Balloutine tells blogTO that he has operated the business for nine years, and past break-ins would come through a side door and focus on stealing beer, tablets, or whatever thieves could carry out.
But the cafe owner suggests the ongoing window smashings have a different motivation behind them.
"The guy that's coming the last few times and broken like six windows, he's on rollerblades, he's wearing a facemask, he's got a crowbar. So it's a totally different situation," says Balloutine.
"Now it's like I'm being targeted. Like somebody is trying to push me out here because they see that we're busy and we're succeeding, and things are good."
He says that due to inflation and the rising costs of window replacement, he is being asked to fork over $12,000 to replace three windows — a difficult cost to justify when this window smasher is still at large and targeting the business.
"The police's hands are tied," says Balloutine. "They say, 'we find these guys, we arrest him and then the courts let them out the same day,' so the police are giving up, they don't care."
"I don't know what to do," said an evidently frustrated Balloutine.

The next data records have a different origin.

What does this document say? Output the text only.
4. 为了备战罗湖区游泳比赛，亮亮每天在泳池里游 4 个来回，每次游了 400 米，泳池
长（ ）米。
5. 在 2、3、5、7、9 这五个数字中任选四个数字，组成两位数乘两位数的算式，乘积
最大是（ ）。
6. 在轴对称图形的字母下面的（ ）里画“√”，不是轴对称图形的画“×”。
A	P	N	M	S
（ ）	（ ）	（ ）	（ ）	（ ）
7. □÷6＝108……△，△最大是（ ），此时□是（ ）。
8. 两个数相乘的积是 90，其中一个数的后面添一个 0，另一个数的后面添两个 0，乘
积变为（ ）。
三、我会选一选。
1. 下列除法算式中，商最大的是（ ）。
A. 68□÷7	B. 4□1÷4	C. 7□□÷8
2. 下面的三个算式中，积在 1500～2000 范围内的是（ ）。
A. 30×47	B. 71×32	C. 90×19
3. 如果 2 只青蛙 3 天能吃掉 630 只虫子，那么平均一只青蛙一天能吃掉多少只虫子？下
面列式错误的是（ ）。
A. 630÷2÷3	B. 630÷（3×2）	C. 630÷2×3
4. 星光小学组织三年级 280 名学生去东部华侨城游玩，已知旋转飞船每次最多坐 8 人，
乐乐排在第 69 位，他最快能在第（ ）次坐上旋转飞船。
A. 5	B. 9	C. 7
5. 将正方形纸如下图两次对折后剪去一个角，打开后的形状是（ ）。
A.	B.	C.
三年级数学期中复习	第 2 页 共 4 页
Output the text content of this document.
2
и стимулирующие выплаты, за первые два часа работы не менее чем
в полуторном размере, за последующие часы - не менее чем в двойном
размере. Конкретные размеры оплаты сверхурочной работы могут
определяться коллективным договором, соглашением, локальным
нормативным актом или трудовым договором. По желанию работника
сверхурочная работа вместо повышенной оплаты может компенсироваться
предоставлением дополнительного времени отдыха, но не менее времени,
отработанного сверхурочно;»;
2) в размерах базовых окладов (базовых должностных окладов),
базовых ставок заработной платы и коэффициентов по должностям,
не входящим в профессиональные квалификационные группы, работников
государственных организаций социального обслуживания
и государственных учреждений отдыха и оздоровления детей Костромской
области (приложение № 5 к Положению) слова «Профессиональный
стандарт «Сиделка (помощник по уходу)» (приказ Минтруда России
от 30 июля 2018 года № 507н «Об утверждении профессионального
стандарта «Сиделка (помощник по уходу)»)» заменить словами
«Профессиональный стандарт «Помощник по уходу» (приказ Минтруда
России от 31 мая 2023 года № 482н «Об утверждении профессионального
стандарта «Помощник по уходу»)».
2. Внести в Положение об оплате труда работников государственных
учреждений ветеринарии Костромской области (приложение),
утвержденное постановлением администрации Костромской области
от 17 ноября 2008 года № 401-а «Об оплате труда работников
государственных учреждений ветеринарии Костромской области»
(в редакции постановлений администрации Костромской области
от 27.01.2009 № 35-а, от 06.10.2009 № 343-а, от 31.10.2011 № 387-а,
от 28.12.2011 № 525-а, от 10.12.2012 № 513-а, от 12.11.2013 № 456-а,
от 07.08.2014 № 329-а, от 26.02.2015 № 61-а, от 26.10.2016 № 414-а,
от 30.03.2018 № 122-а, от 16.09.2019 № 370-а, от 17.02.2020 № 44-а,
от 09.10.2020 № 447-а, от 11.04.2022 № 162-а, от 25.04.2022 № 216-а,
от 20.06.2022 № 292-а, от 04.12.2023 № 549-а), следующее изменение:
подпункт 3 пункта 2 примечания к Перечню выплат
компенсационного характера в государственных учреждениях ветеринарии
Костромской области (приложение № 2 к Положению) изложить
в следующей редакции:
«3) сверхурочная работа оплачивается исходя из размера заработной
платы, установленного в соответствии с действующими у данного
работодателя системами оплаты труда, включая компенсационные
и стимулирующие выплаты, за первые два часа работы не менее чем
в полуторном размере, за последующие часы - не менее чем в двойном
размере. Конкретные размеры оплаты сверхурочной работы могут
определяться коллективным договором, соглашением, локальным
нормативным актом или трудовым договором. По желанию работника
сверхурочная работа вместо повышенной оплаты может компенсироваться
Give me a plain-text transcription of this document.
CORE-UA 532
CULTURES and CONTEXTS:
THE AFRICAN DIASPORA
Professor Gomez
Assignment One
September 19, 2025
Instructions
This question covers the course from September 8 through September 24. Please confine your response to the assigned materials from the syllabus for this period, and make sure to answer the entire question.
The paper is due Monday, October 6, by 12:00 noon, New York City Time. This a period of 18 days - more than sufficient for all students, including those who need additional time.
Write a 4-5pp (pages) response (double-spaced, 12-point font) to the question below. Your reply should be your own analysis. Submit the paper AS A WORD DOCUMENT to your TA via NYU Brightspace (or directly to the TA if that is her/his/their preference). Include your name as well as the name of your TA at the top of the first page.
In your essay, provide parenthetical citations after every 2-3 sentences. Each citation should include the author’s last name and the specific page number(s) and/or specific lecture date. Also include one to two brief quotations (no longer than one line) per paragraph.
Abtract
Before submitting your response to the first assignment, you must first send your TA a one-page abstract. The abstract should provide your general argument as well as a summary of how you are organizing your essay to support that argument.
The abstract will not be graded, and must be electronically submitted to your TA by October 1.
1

The solution, at least for the time being, has been through boarding up the windows and dressing the boarding with artificial greenery. Balloutine acknowledges, "Obviously, it's not ideal, but, we're just coming out of COVID. Everybody's struggling."
Balloutine has been outspoken about rising crime and concerns about safety in the neighbourhood for some time, and issued a similar plea to officials appearing in a video for CityNews in late 2021 over the same recurring vandalism.
Roughly a year and a half later, Church Street Espresso is still facing repeated vandalism and break-ins.